Mind Maze by Denise Yap
Issue 3
Blockchain
Blockchain destabilises the hyper-masculine space of cryptocurrency through a speculative mapping onto the Silk Road, via both its historical and contemporary manifestations.
Mind Maze by Denise Yap
Blockchain destabilises the hyper-masculine space of cryptocurrency through a speculative mapping onto the Silk Road, via both its historical and contemporary manifestations.
"Depression" introduces and frames the blockchain within the context of the current and last economic recession. The Issue will attempt a destabilisation of the male-dominated blockchain industry through the idea of silk, female voices, and the fictive. so-far asks a speculative designer and a sculptor who is also crypto-miner how they entered the space.
“Kublai Khan” looks at the historical precedents for global trade from the East to the West, as well as the abstraction and symbolism of money. A media artist excavates mythical links between a resilient race of cockroaches, an “economy of stones” in Minahasan culture, and its links to the Mongols. A writer provides a hallucinatory, magical realist narrative on the emissary Zhang Qian’s travels throughout the Silk Road. so-far interviews an artist on his fascination with the supernatural properties of coins.
"Marco Polo" unravels the dream of the west — neoliberalism and late capitalism — that created the conditions for blockchain. An artist continues the mystery of a lost police officer who was cerebrally connected to a global archive of big data. so-far asks an artist and curator on their development of a blockchain solution for our increasingly atomised society. Then several other curators speak about an art world think-tank that promises alternatives in resistance and collaboration. Finally, a curator speaks to a prescient artist and founder who predicted Bitcoin in 1999.

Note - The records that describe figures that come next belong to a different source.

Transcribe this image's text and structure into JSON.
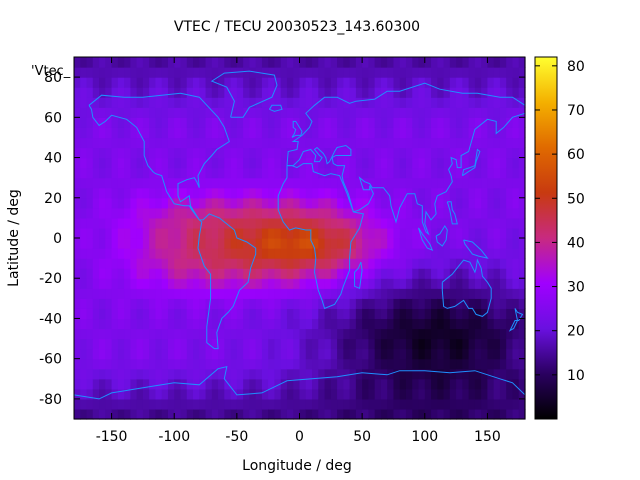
{
  "chart_data": {
    "type": "heatmap",
    "title": "VTEC / TECU 20030523_143.60300",
    "xlabel": "Longitude / deg",
    "ylabel": "Latitude / deg",
    "legend_key": "'Vtec_",
    "xlim": [
      -180,
      180
    ],
    "ylim": [
      -90,
      90
    ],
    "x_ticks": [
      -150,
      -100,
      -50,
      0,
      50,
      100,
      150
    ],
    "y_ticks": [
      -80,
      -60,
      -40,
      -20,
      0,
      20,
      40,
      60,
      80
    ],
    "colorbar": {
      "range": [
        0,
        82
      ],
      "ticks": [
        10,
        20,
        30,
        40,
        50,
        60,
        70,
        80
      ],
      "palette": [
        "#000000",
        "#2a0060",
        "#6a10e0",
        "#a000ff",
        "#c82a80",
        "#c83a10",
        "#e06a00",
        "#f4b000",
        "#ffff30"
      ]
    },
    "map_color": "#1e90ff",
    "grid_step_deg": 5,
    "field_model": {
      "background_tecu": 24,
      "equatorial_crest_tecu": 44,
      "crest_center_lon": -40,
      "crest_center_lat": -2,
      "crest_lon_halfwidth": 95,
      "crest_lat_halfwidth": 24,
      "peak_tecu": 58,
      "southern_low_tecu": 4,
      "southern_low_lon": 110,
      "southern_low_lat": -50
    }
  }
}
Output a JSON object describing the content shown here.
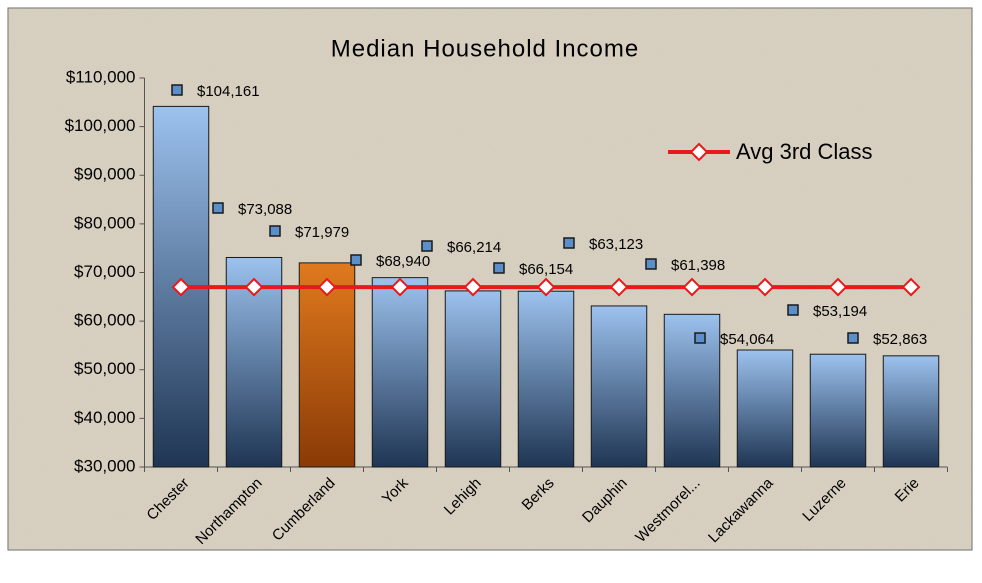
{
  "chart_data": {
    "type": "bar",
    "title": "Median Household Income",
    "categories": [
      "Chester",
      "Northampton",
      "Cumberland",
      "York",
      "Lehigh",
      "Berks",
      "Dauphin",
      "Westmorel...",
      "Lackawanna",
      "Luzerne",
      "Erie"
    ],
    "values": [
      104161,
      73088,
      71979,
      68940,
      66214,
      66154,
      63123,
      61398,
      54064,
      53194,
      52863
    ],
    "value_labels": [
      "$104,161",
      "$73,088",
      "$71,979",
      "$68,940",
      "$66,214",
      "$66,154",
      "$63,123",
      "$61,398",
      "$54,064",
      "$53,194",
      "$52,863"
    ],
    "colors": [
      "#9cc2ee",
      "#9cc2ee",
      "#e07a1e",
      "#9cc2ee",
      "#9cc2ee",
      "#9cc2ee",
      "#9cc2ee",
      "#9cc2ee",
      "#9cc2ee",
      "#9cc2ee",
      "#9cc2ee"
    ],
    "line": {
      "name": "Avg 3rd Class",
      "color": "#e8191a",
      "values": [
        67000,
        67000,
        67000,
        67000,
        67000,
        67000,
        67000,
        67000,
        67000,
        67000,
        67000
      ]
    },
    "ylim": [
      30000,
      110000
    ],
    "yticks": [
      {
        "value": 30000,
        "label": "$30,000"
      },
      {
        "value": 40000,
        "label": "$40,000"
      },
      {
        "value": 50000,
        "label": "$50,000"
      },
      {
        "value": 60000,
        "label": "$60,000"
      },
      {
        "value": 70000,
        "label": "$70,000"
      },
      {
        "value": 80000,
        "label": "$80,000"
      },
      {
        "value": 90000,
        "label": "$90,000"
      },
      {
        "value": 100000,
        "label": "$100,000"
      },
      {
        "value": 110000,
        "label": "$110,000"
      }
    ],
    "legend": "top-right"
  }
}
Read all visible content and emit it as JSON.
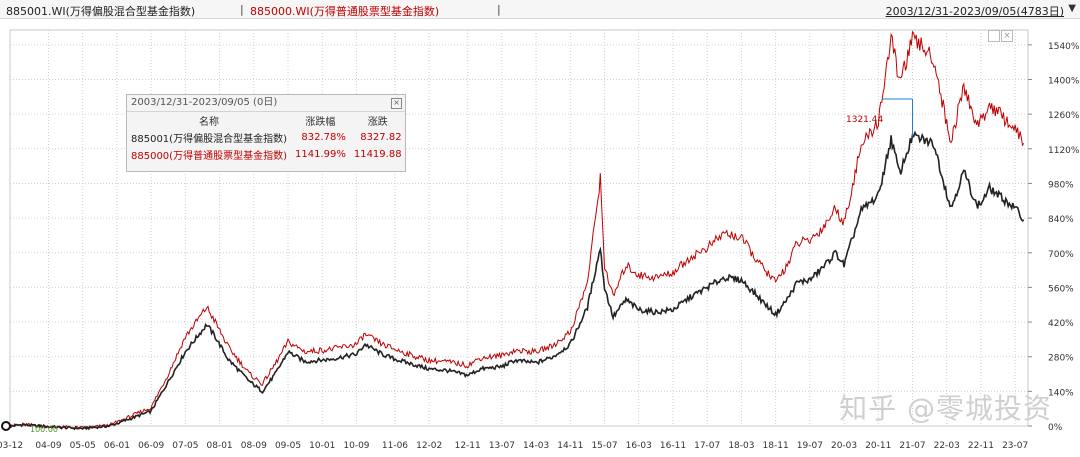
{
  "header": {
    "series1": "885001.WI(万得偏股混合型基金指数)",
    "sep1": "|",
    "series2": "885000.WI(万得普通股票型基金指数)",
    "sep2": "|",
    "date_range": "2003/12/31-2023/09/05(4783日)",
    "dropdown_icon": "triangle-down"
  },
  "info_box": {
    "title": "2003/12/31-2023/09/05 (0日)",
    "columns": [
      "名称",
      "涨跌幅",
      "涨跌"
    ],
    "rows": [
      {
        "name": "885001(万得偏股混合型基金指数)",
        "pct": "832.78%",
        "chg": "8327.82"
      },
      {
        "name": "885000(万得普通股票型基金指数)",
        "pct": "1141.99%",
        "chg": "11419.88"
      }
    ]
  },
  "annotations": {
    "start_value": "100.00",
    "peak_label": "1321.44"
  },
  "watermark": "知乎 @零城投资",
  "colors": {
    "series1": "#222222",
    "series2": "#c00000",
    "grid": "#d0d0d0",
    "peak_marker": "#1e7fd0"
  },
  "chart_data": {
    "type": "line",
    "x_ticks": [
      "03-12",
      "04-09",
      "05-05",
      "06-01",
      "06-09",
      "07-05",
      "08-01",
      "08-09",
      "09-05",
      "10-01",
      "10-09",
      "11-06",
      "12-02",
      "12-11",
      "13-07",
      "14-03",
      "14-11",
      "15-07",
      "16-03",
      "16-11",
      "17-07",
      "18-03",
      "18-11",
      "19-07",
      "20-03",
      "20-11",
      "21-07",
      "22-03",
      "22-11",
      "23-07"
    ],
    "y_ticks": [
      "0%",
      "140%",
      "280%",
      "420%",
      "560%",
      "700%",
      "840%",
      "980%",
      "1120%",
      "1260%",
      "1400%",
      "1540%"
    ],
    "ylim": [
      0,
      1600
    ],
    "series": [
      {
        "name": "885001.WI(万得偏股混合型基金指数)",
        "points": [
          [
            "03-12",
            0
          ],
          [
            "04-03",
            5
          ],
          [
            "04-09",
            -3
          ],
          [
            "05-05",
            -10
          ],
          [
            "05-11",
            0
          ],
          [
            "06-01",
            10
          ],
          [
            "06-09",
            60
          ],
          [
            "07-01",
            180
          ],
          [
            "07-05",
            300
          ],
          [
            "07-10",
            410
          ],
          [
            "07-12",
            360
          ],
          [
            "08-03",
            270
          ],
          [
            "08-08",
            180
          ],
          [
            "08-11",
            140
          ],
          [
            "09-02",
            210
          ],
          [
            "09-05",
            300
          ],
          [
            "09-09",
            260
          ],
          [
            "10-03",
            270
          ],
          [
            "10-09",
            290
          ],
          [
            "10-11",
            330
          ],
          [
            "11-03",
            290
          ],
          [
            "11-06",
            270
          ],
          [
            "11-10",
            250
          ],
          [
            "12-02",
            230
          ],
          [
            "12-06",
            225
          ],
          [
            "12-11",
            205
          ],
          [
            "13-02",
            230
          ],
          [
            "13-07",
            240
          ],
          [
            "13-10",
            265
          ],
          [
            "14-03",
            255
          ],
          [
            "14-07",
            280
          ],
          [
            "14-11",
            330
          ],
          [
            "15-03",
            480
          ],
          [
            "15-06",
            720
          ],
          [
            "15-07",
            560
          ],
          [
            "15-09",
            440
          ],
          [
            "15-12",
            510
          ],
          [
            "16-03",
            470
          ],
          [
            "16-07",
            460
          ],
          [
            "16-11",
            470
          ],
          [
            "17-03",
            520
          ],
          [
            "17-07",
            560
          ],
          [
            "17-11",
            600
          ],
          [
            "18-03",
            590
          ],
          [
            "18-07",
            520
          ],
          [
            "18-11",
            450
          ],
          [
            "19-02",
            520
          ],
          [
            "19-04",
            580
          ],
          [
            "19-07",
            590
          ],
          [
            "19-10",
            640
          ],
          [
            "20-01",
            700
          ],
          [
            "20-03",
            650
          ],
          [
            "20-07",
            870
          ],
          [
            "20-11",
            930
          ],
          [
            "21-02",
            1160
          ],
          [
            "21-04",
            1020
          ],
          [
            "21-07",
            1170
          ],
          [
            "21-09",
            1160
          ],
          [
            "21-12",
            1140
          ],
          [
            "22-03",
            940
          ],
          [
            "22-04",
            880
          ],
          [
            "22-07",
            1030
          ],
          [
            "22-10",
            890
          ],
          [
            "22-11",
            900
          ],
          [
            "23-01",
            960
          ],
          [
            "23-04",
            920
          ],
          [
            "23-07",
            880
          ],
          [
            "23-09",
            832.78
          ]
        ]
      },
      {
        "name": "885000.WI(万得普通股票型基金指数)",
        "points": [
          [
            "03-12",
            0
          ],
          [
            "04-03",
            6
          ],
          [
            "04-09",
            -2
          ],
          [
            "05-05",
            -8
          ],
          [
            "05-11",
            2
          ],
          [
            "06-01",
            15
          ],
          [
            "06-09",
            75
          ],
          [
            "07-01",
            210
          ],
          [
            "07-05",
            360
          ],
          [
            "07-10",
            480
          ],
          [
            "07-12",
            420
          ],
          [
            "08-03",
            320
          ],
          [
            "08-08",
            210
          ],
          [
            "08-11",
            170
          ],
          [
            "09-02",
            250
          ],
          [
            "09-05",
            340
          ],
          [
            "09-09",
            300
          ],
          [
            "10-03",
            310
          ],
          [
            "10-09",
            330
          ],
          [
            "10-11",
            370
          ],
          [
            "11-03",
            330
          ],
          [
            "11-06",
            310
          ],
          [
            "11-10",
            285
          ],
          [
            "12-02",
            265
          ],
          [
            "12-06",
            260
          ],
          [
            "12-11",
            245
          ],
          [
            "13-02",
            275
          ],
          [
            "13-07",
            285
          ],
          [
            "13-10",
            305
          ],
          [
            "14-03",
            300
          ],
          [
            "14-07",
            325
          ],
          [
            "14-11",
            380
          ],
          [
            "15-03",
            580
          ],
          [
            "15-06",
            1000
          ],
          [
            "15-07",
            650
          ],
          [
            "15-09",
            520
          ],
          [
            "15-12",
            650
          ],
          [
            "16-03",
            610
          ],
          [
            "16-07",
            600
          ],
          [
            "16-11",
            620
          ],
          [
            "17-03",
            680
          ],
          [
            "17-07",
            720
          ],
          [
            "17-11",
            780
          ],
          [
            "18-03",
            760
          ],
          [
            "18-07",
            660
          ],
          [
            "18-11",
            580
          ],
          [
            "19-02",
            660
          ],
          [
            "19-04",
            740
          ],
          [
            "19-07",
            750
          ],
          [
            "19-10",
            800
          ],
          [
            "20-01",
            880
          ],
          [
            "20-03",
            820
          ],
          [
            "20-07",
            1130
          ],
          [
            "20-11",
            1230
          ],
          [
            "21-02",
            1570
          ],
          [
            "21-04",
            1390
          ],
          [
            "21-07",
            1560
          ],
          [
            "21-09",
            1540
          ],
          [
            "21-12",
            1480
          ],
          [
            "22-03",
            1220
          ],
          [
            "22-04",
            1150
          ],
          [
            "22-07",
            1370
          ],
          [
            "22-10",
            1220
          ],
          [
            "22-11",
            1230
          ],
          [
            "23-01",
            1300
          ],
          [
            "23-04",
            1250
          ],
          [
            "23-07",
            1200
          ],
          [
            "23-09",
            1141.99
          ]
        ]
      }
    ]
  }
}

"Satoshi Nakamoto" takes a deeper dive into the fictive undercurrents of cryptocurrency, the Dark Web, and other waves. A curator and an artist dwell upon the Dark Web as a site of speculation and privacy in an age of surveillance. An artist collective discusses their transnational billboard artwork, live-streamed ritual event and digital webpage at the intersections of crypto-culture and Eastern religion.
“Dread Pirate Roberts” closes the Issue with open-ended questions as to whether a sense of justice, ethics, true accountability, or even a renewed social system along the lines of the blockchain is possible. An independent curator writes a story that encircles a whistleblower related to the decentralised structure “ANF (A Neutral Flag) Foundation”. The founder of a consultancy for transparency and a spatial designer discuss their efforts to shed light upon elusive supply chains.
"Bros and Bulls" is a post-script to Issue 3, published after the fast-moving boom of NFTs in March 2021. An arts writer interviews a curator, blockchain investor and artist on the first NFT exhibition at an art institution on the coalescing communities of traditional art and the blockchain.